Gubernur DKI Jakarta Pramono Anung merespons kembali munculnya sejumlah warga negara asing (WNA) yang berkemah atau 'camping' di trotoar belakang kantor UNHCR, Setiabudi, Jakarta Selatan. Pramono menegaskan bahwa penanganan pengungsi merupakan kewenangan pemerintah pusat, bukan Pemprov DKI. Namun, ia tidak segan menertibkan jika para pengungsi menggunakan fasilitas publik secara tidak layak.
Penanganan Pengungsi Domain Pemerintah Pusat
"Yang pertama, untuk pengungsi ini adalah domainnya pemerintah pusat," kata Pramono di kawasan Senayan, Jakarta Pusat, Sabtu (4/7/2026). Ia menambahkan bahwa jika pencari suaka menggunakan sarana publik hingga mengganggu kenyamanan warga, Pemprov DKI akan bertindak. "Tetapi, kalau kemudian mereka menggunakan fasilitas Pemerintah DKI Jakarta dengan tidak layak (proper), saya tidak segan-segan untuk menertibkan itu. Kami akan segera tertibkan," lanjut Pramono.
WNA Kembali Mendirikan Tenda Darurat
Sejumlah WNA yang mengaku sebagai pengungsi kembali ke trotoar di belakang kantor UNHCR di kawasan Setiabudi. Mereka mendirikan tenda darurat, dan keberadaan mereka sempat menuai perhatian karena sebelumnya lokasi itu telah beberapa kali ditertibkan oleh aparat karena dianggap mengganggu ketertiban umum.
Sebelumnya, Pemerintah Kota Administrasi Jakarta Selatan (Pemkot Jaksel) telah menertibkan pengungsi WNA yang tinggal di trotoar kantor UNHCR. Wakil Camat Setiabudi, Rizky Noviana Purnama, mengatakan bahwa penertiban sebelumnya telah dilakukan, tetapi mereka kembali lagi. "Sebelumnya kami sudah melakukan penertiban, namun mereka kembali lagi dan banyak warga yang mengeluhkan aktivitas mereka karena mengganggu ketertiban umum," kata Rizky, dilansir Antara, Kamis (2/7).

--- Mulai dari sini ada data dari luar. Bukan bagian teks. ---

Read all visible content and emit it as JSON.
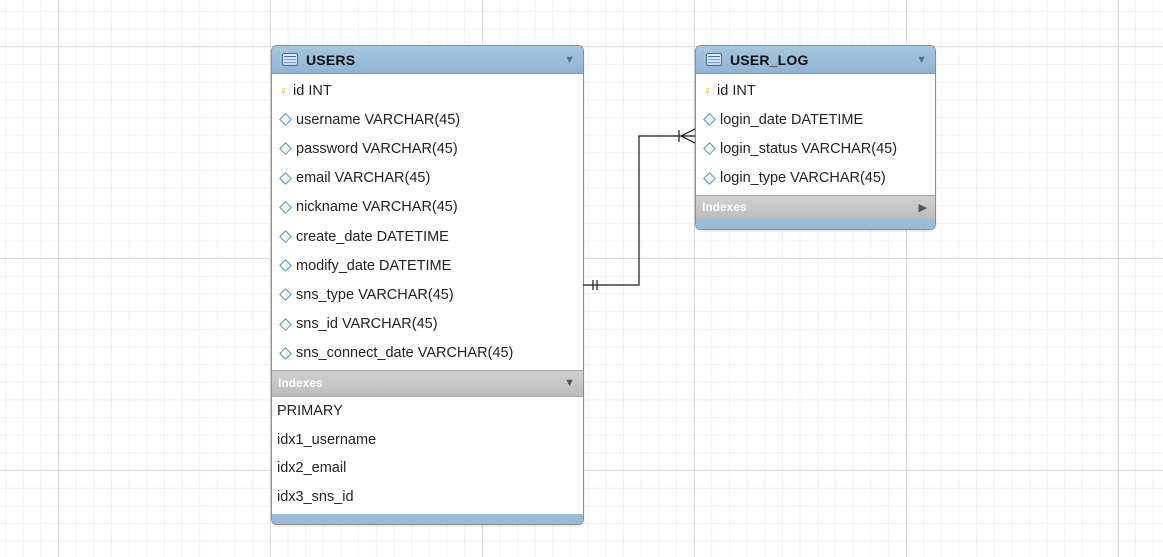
{
  "tables": {
    "users": {
      "name": "USERS",
      "columns": [
        {
          "label": "id INT",
          "key": true
        },
        {
          "label": "username VARCHAR(45)",
          "key": false
        },
        {
          "label": "password VARCHAR(45)",
          "key": false
        },
        {
          "label": "email VARCHAR(45)",
          "key": false
        },
        {
          "label": "nickname VARCHAR(45)",
          "key": false
        },
        {
          "label": "create_date DATETIME",
          "key": false
        },
        {
          "label": "modify_date DATETIME",
          "key": false
        },
        {
          "label": "sns_type VARCHAR(45)",
          "key": false
        },
        {
          "label": "sns_id VARCHAR(45)",
          "key": false
        },
        {
          "label": "sns_connect_date VARCHAR(45)",
          "key": false
        }
      ],
      "indexes_label": "Indexes",
      "indexes": [
        "PRIMARY",
        "idx1_username",
        "idx2_email",
        "idx3_sns_id"
      ]
    },
    "user_log": {
      "name": "USER_LOG",
      "columns": [
        {
          "label": "id INT",
          "key": true
        },
        {
          "label": "login_date DATETIME",
          "key": false
        },
        {
          "label": "login_status VARCHAR(45)",
          "key": false
        },
        {
          "label": "login_type VARCHAR(45)",
          "key": false
        }
      ],
      "indexes_label": "Indexes",
      "indexes": []
    }
  },
  "relationship": {
    "from": "USERS",
    "to": "USER_LOG",
    "from_cardinality": "one",
    "to_cardinality": "many"
  },
  "colors": {
    "header": "#a7c6df",
    "footer": "#98bcd9",
    "index_header": "#c4c4c4",
    "key_icon": "#e0b000",
    "column_icon": "#4a8fbf"
  },
  "icons": {
    "table": "table-icon",
    "primary_key": "key-icon",
    "column": "diamond-icon",
    "collapse": "collapse-triangle-icon",
    "expand": "expand-triangle-icon"
  }
}
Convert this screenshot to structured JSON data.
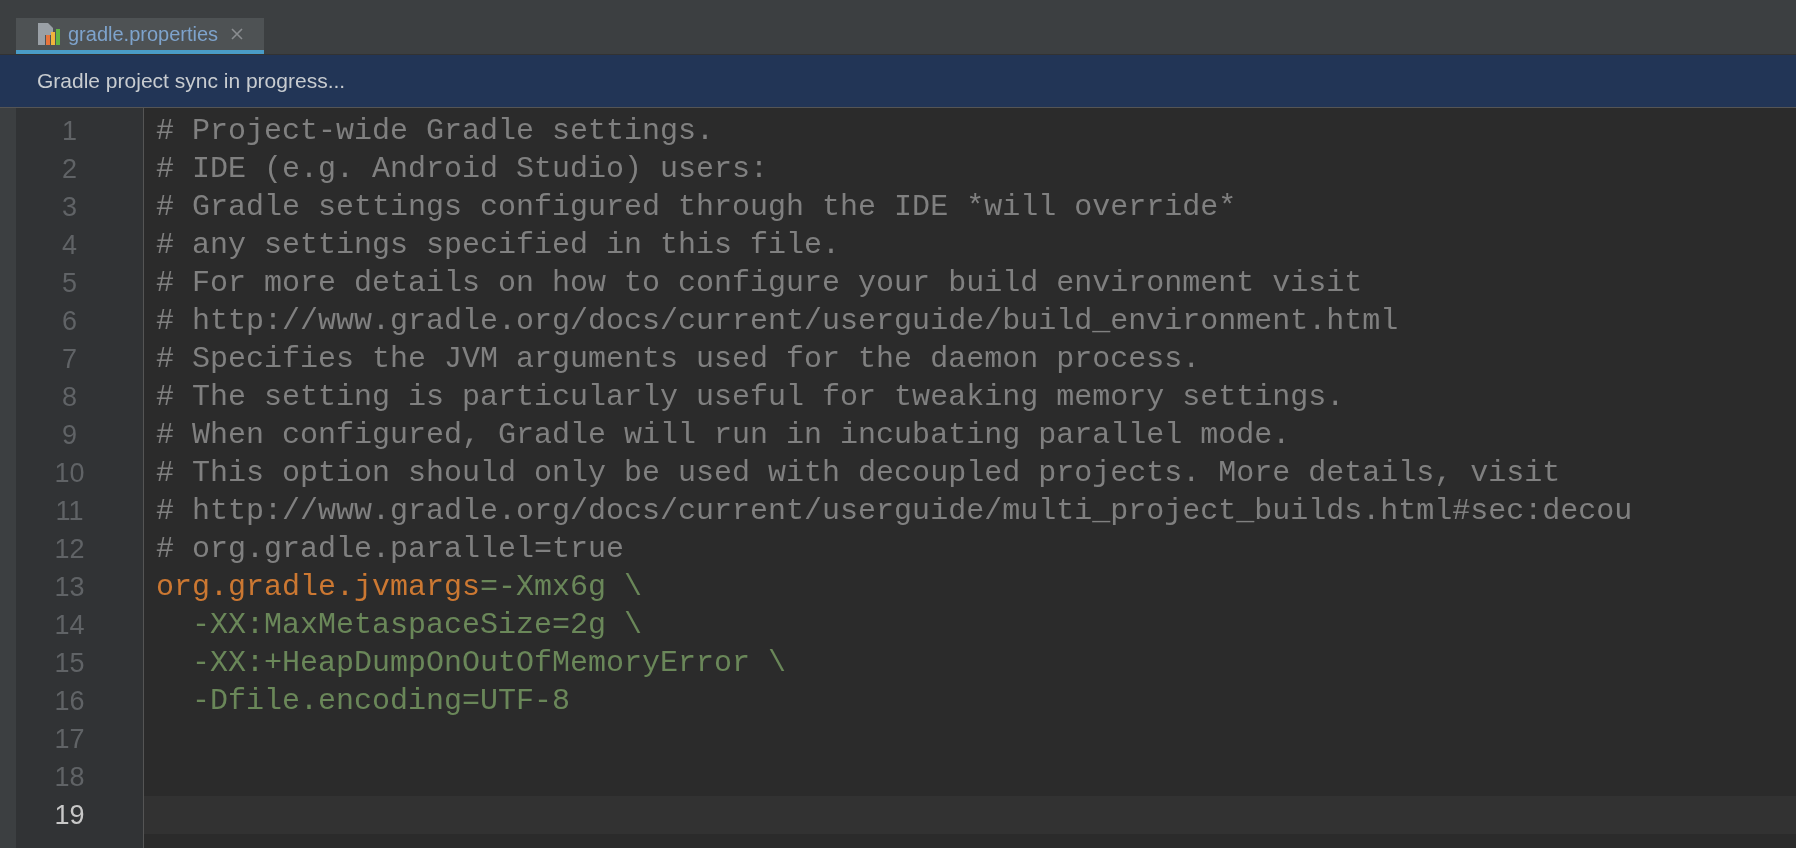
{
  "tabs": [
    {
      "label": "gradle.properties",
      "selected": true
    }
  ],
  "banner": {
    "text": "Gradle project sync in progress..."
  },
  "editor": {
    "lines": [
      {
        "number": "1",
        "current": false,
        "segments": [
          {
            "kind": "comment",
            "text": "# Project-wide Gradle settings."
          }
        ]
      },
      {
        "number": "2",
        "current": false,
        "segments": [
          {
            "kind": "comment",
            "text": "# IDE (e.g. Android Studio) users:"
          }
        ]
      },
      {
        "number": "3",
        "current": false,
        "segments": [
          {
            "kind": "comment",
            "text": "# Gradle settings configured through the IDE *will override*"
          }
        ]
      },
      {
        "number": "4",
        "current": false,
        "segments": [
          {
            "kind": "comment",
            "text": "# any settings specified in this file."
          }
        ]
      },
      {
        "number": "5",
        "current": false,
        "segments": [
          {
            "kind": "comment",
            "text": "# For more details on how to configure your build environment visit"
          }
        ]
      },
      {
        "number": "6",
        "current": false,
        "segments": [
          {
            "kind": "comment",
            "text": "# http://www.gradle.org/docs/current/userguide/build_environment.html"
          }
        ]
      },
      {
        "number": "7",
        "current": false,
        "segments": [
          {
            "kind": "comment",
            "text": "# Specifies the JVM arguments used for the daemon process."
          }
        ]
      },
      {
        "number": "8",
        "current": false,
        "segments": [
          {
            "kind": "comment",
            "text": "# The setting is particularly useful for tweaking memory settings."
          }
        ]
      },
      {
        "number": "9",
        "current": false,
        "segments": [
          {
            "kind": "comment",
            "text": "# When configured, Gradle will run in incubating parallel mode."
          }
        ]
      },
      {
        "number": "10",
        "current": false,
        "segments": [
          {
            "kind": "comment",
            "text": "# This option should only be used with decoupled projects. More details, visit"
          }
        ]
      },
      {
        "number": "11",
        "current": false,
        "segments": [
          {
            "kind": "comment",
            "text": "# http://www.gradle.org/docs/current/userguide/multi_project_builds.html#sec:decou"
          }
        ]
      },
      {
        "number": "12",
        "current": false,
        "segments": [
          {
            "kind": "comment",
            "text": "# org.gradle.parallel=true"
          }
        ]
      },
      {
        "number": "13",
        "current": false,
        "segments": [
          {
            "kind": "key",
            "text": "org.gradle.jvmargs"
          },
          {
            "kind": "value",
            "text": "=-Xmx6g \\"
          }
        ]
      },
      {
        "number": "14",
        "current": false,
        "segments": [
          {
            "kind": "value",
            "text": "  -XX:MaxMetaspaceSize=2g \\"
          }
        ]
      },
      {
        "number": "15",
        "current": false,
        "segments": [
          {
            "kind": "value",
            "text": "  -XX:+HeapDumpOnOutOfMemoryError \\"
          }
        ]
      },
      {
        "number": "16",
        "current": false,
        "segments": [
          {
            "kind": "value",
            "text": "  -Dfile.encoding=UTF-8"
          }
        ]
      },
      {
        "number": "17",
        "current": false
      },
      {
        "number": "18",
        "current": false
      },
      {
        "number": "19",
        "current": true
      }
    ]
  }
}
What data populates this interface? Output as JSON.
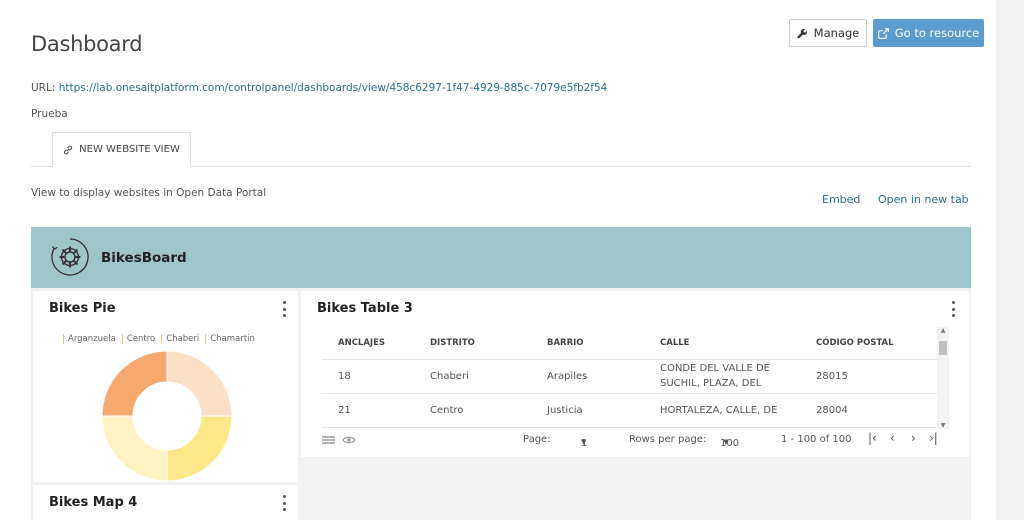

Penertiban Fokus pada Ketertiban Umum
Rizky menjelaskan bahwa upaya penertiban difokuskan pada penegakan ketertiban umum, menjaga kebersihan lingkungan, dan mengembalikan fungsi trotoar sebagai fasilitas bagi pejalan kaki. Pendataan dan penertiban dilakukan sebagai upaya mencari solusi yang dapat mengakomodir aspirasi para pengungsi. "Kami ingin permasalahan ini segera selesai dan tidak berlarut-larut agar kenyamanan dan keamanan masyarakat tetap terjaga," ujarnya.
Dengan pernyataan tegas dari Gubernur Pramono, diharapkan penertiban dapat berjalan efektif dan mengembalikan ketertiban di kawasan Setiabudi, Jakarta Selatan.